Enhancing postharvest quality and storability of bananas using UV-blocking and antioxidant bionanocomposite coatings enriched with nettle seed essential oil nanoemulsion

Abstract

Biodegradable active packaging systems are emerging as sustainable alternatives to conventional plastics for extending food shelf life. Essential oil-based nanoemulsions are effective active components for the development of functional films and coatings. In this study, a novel biopolymer-based nanocomposite film was developed by incorporating nettle seed essential oil nanoemulsions (NEs) into pea protein and fenugreek seed mucilage matrix to enhance UV-blocking, antioxidant, and food preservation properties. NEs prepared with 2–4% nettle essential oil exhibited high stability (-28.90 to -37.07 mV) and nanoscale particle size (146–189 nm). Increasing NE concentration (0–20%, NF0–NF20) significantly influenced film properties, enhancing matrix interactions and structural complexity as confirmed by SEM and FTIR analyses.
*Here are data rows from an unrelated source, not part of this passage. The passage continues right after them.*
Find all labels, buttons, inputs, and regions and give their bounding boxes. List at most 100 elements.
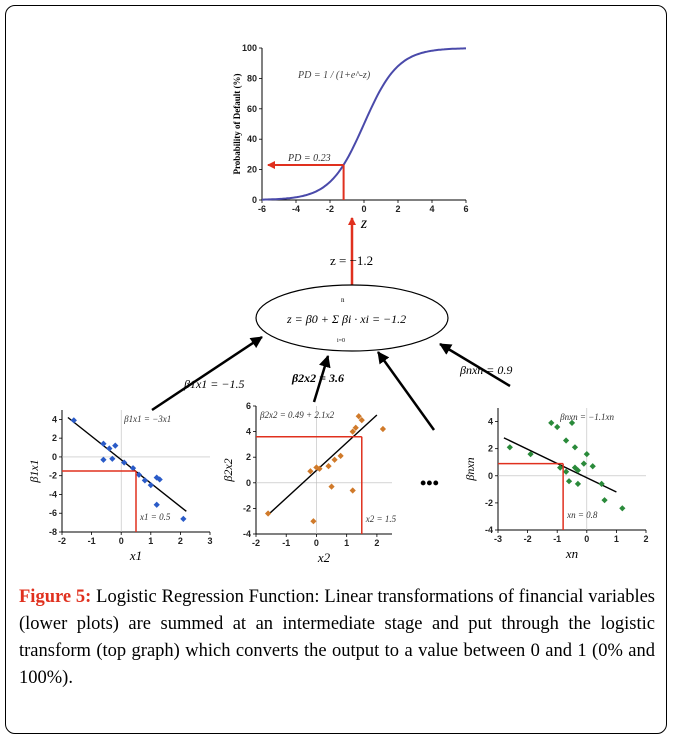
data-point bbox=[141, 477, 148, 484]
data-point bbox=[109, 455, 116, 462]
y-tick-label: 2 bbox=[52, 433, 57, 443]
x-tick-label: 0 bbox=[119, 536, 124, 546]
data-point bbox=[331, 456, 338, 463]
summation-formula: z = β0 + Σ βi · xi = −1.2 bbox=[286, 312, 406, 326]
data-point bbox=[100, 440, 107, 447]
x-tick-label: 1 bbox=[614, 534, 619, 544]
data-point bbox=[557, 464, 564, 471]
x-tick-label: 3 bbox=[207, 536, 212, 546]
x-tick-label: -2 bbox=[524, 534, 532, 544]
x-axis-label: xn bbox=[565, 546, 578, 561]
summation-ellipse bbox=[255, 284, 449, 352]
x-tick-label: 2 bbox=[374, 538, 379, 548]
y-tick-label: 80 bbox=[247, 73, 257, 83]
marker-annotation: x1 = 0.5 bbox=[139, 512, 171, 522]
data-point bbox=[554, 423, 561, 431]
y-tick-label: -8 bbox=[49, 527, 57, 537]
data-point bbox=[325, 463, 332, 470]
data-point bbox=[70, 417, 77, 424]
termn-label: βnxn = 0.9 bbox=[459, 363, 512, 377]
equation-label: βnxn = −1.1xn bbox=[559, 412, 614, 422]
y-axis-label: β2x2 bbox=[221, 458, 235, 482]
data-point bbox=[358, 416, 365, 424]
fit-line bbox=[67, 416, 187, 512]
x-tick-label: 6 bbox=[463, 204, 468, 214]
summation-upper-limit: n bbox=[341, 296, 345, 304]
summation-lower-limit: i=0 bbox=[337, 338, 345, 344]
data-point bbox=[352, 424, 359, 431]
y-tick-label: 4 bbox=[488, 417, 493, 427]
x-tick-label: -1 bbox=[282, 538, 290, 548]
pd-annotation: PD = 0.23 bbox=[287, 153, 331, 164]
data-point bbox=[100, 456, 107, 463]
data-point bbox=[349, 428, 356, 435]
data-point bbox=[589, 463, 596, 470]
data-point bbox=[548, 419, 555, 427]
ellipsis-dots: ••• bbox=[420, 473, 439, 493]
pd-formula: PD = 1 / (1+e^-z) bbox=[297, 70, 371, 81]
y-axis-label: βnxn bbox=[463, 457, 477, 481]
x-tick-label: 1 bbox=[344, 538, 349, 548]
y-tick-label: 0 bbox=[52, 452, 57, 462]
x-tick-label: -4 bbox=[292, 204, 300, 214]
data-point bbox=[147, 481, 154, 489]
data-point bbox=[328, 483, 335, 490]
x-tick-label: -1 bbox=[553, 534, 561, 544]
data-point bbox=[562, 437, 570, 444]
data-point bbox=[571, 444, 579, 451]
x-tick-label: 2 bbox=[643, 534, 648, 544]
data-point bbox=[310, 518, 317, 525]
data-point bbox=[379, 425, 387, 433]
y-tick-label: -4 bbox=[243, 529, 251, 539]
data-point bbox=[112, 442, 119, 449]
data-point bbox=[583, 450, 590, 458]
y-tick-label: -2 bbox=[485, 498, 493, 508]
data-point bbox=[180, 515, 187, 522]
data-point bbox=[568, 419, 576, 427]
caption-label: Figure 5: bbox=[19, 587, 92, 607]
x-axis-label: x2 bbox=[317, 550, 331, 565]
y-tick-label: 40 bbox=[247, 134, 257, 144]
x-tick-label: -2 bbox=[326, 204, 334, 214]
x-axis-label: z bbox=[360, 215, 368, 232]
x-axis-label: x1 bbox=[129, 548, 142, 563]
x-tick-label: -6 bbox=[258, 204, 266, 214]
y-tick-label: 0 bbox=[246, 478, 251, 488]
z-value-label: z = −1.2 bbox=[330, 253, 373, 268]
term3-arrow bbox=[376, 351, 436, 431]
data-point bbox=[355, 413, 362, 420]
data-point bbox=[307, 468, 314, 475]
x-tick-label: 4 bbox=[429, 204, 434, 214]
y-tick-label: 6 bbox=[246, 401, 251, 411]
data-point bbox=[601, 497, 608, 504]
y-tick-label: 0 bbox=[252, 195, 257, 205]
fit-line bbox=[267, 414, 378, 516]
y-axis-label: β1x1 bbox=[27, 459, 41, 483]
data-point bbox=[337, 452, 344, 460]
y-tick-label: -6 bbox=[49, 508, 57, 518]
termn-arrow bbox=[439, 342, 511, 388]
y-tick-label: -4 bbox=[485, 525, 493, 535]
y-tick-label: -4 bbox=[49, 489, 57, 499]
x-tick-label: -3 bbox=[494, 534, 502, 544]
term2-label: β2x2 = 3.6 bbox=[291, 371, 344, 385]
y-tick-label: 4 bbox=[246, 427, 251, 437]
x-tick-label: 0 bbox=[314, 538, 319, 548]
equation-label: β1x1 = −3x1 bbox=[123, 414, 171, 424]
x-tick-label: 0 bbox=[584, 534, 589, 544]
y-axis-label: Probability of Default (%) bbox=[232, 73, 242, 174]
y-tick-label: 60 bbox=[247, 104, 257, 114]
x-tick-label: -2 bbox=[252, 538, 260, 548]
data-point bbox=[574, 480, 582, 488]
data-point bbox=[565, 478, 573, 485]
y-tick-label: 4 bbox=[52, 414, 57, 424]
y-tick-label: 100 bbox=[242, 43, 257, 53]
y-tick-label: 0 bbox=[488, 471, 493, 481]
y-tick-label: -2 bbox=[243, 503, 251, 513]
y-tick-label: 20 bbox=[247, 165, 257, 175]
figure-frame bbox=[5, 5, 667, 734]
x-tick-label: 2 bbox=[395, 204, 400, 214]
NE incorporation increased film thickness, while density, water vapor permeability, and solubility remained within a stable range. Oxygen permeability increased at NF10 and NF15, while NF0 and NF20 showed similar and lower values. All films showed strong UV-blocking ability with reduced visible light transmission. Mechanical properties were modulated, with decreased tensile strength (2.30–1.76 MPa) and increased elongation at break (up to 91%), indicating enhanced flexibility. In addition, total phenolic content and antioxidant capacity increased with higher NE concentration, demonstrating improved bioactive functionality. Pea protein and fenugreek seed mucilage-based nanocomposite coatings effectively delayed banana softening and maintained firmness, with NF20 showing improved control of peel color changes. Overall, the NE-incorporated films demonstrated potential for active and sustainable food packaging applications by integrating UV protection, antioxidant activity, and improved functional performance.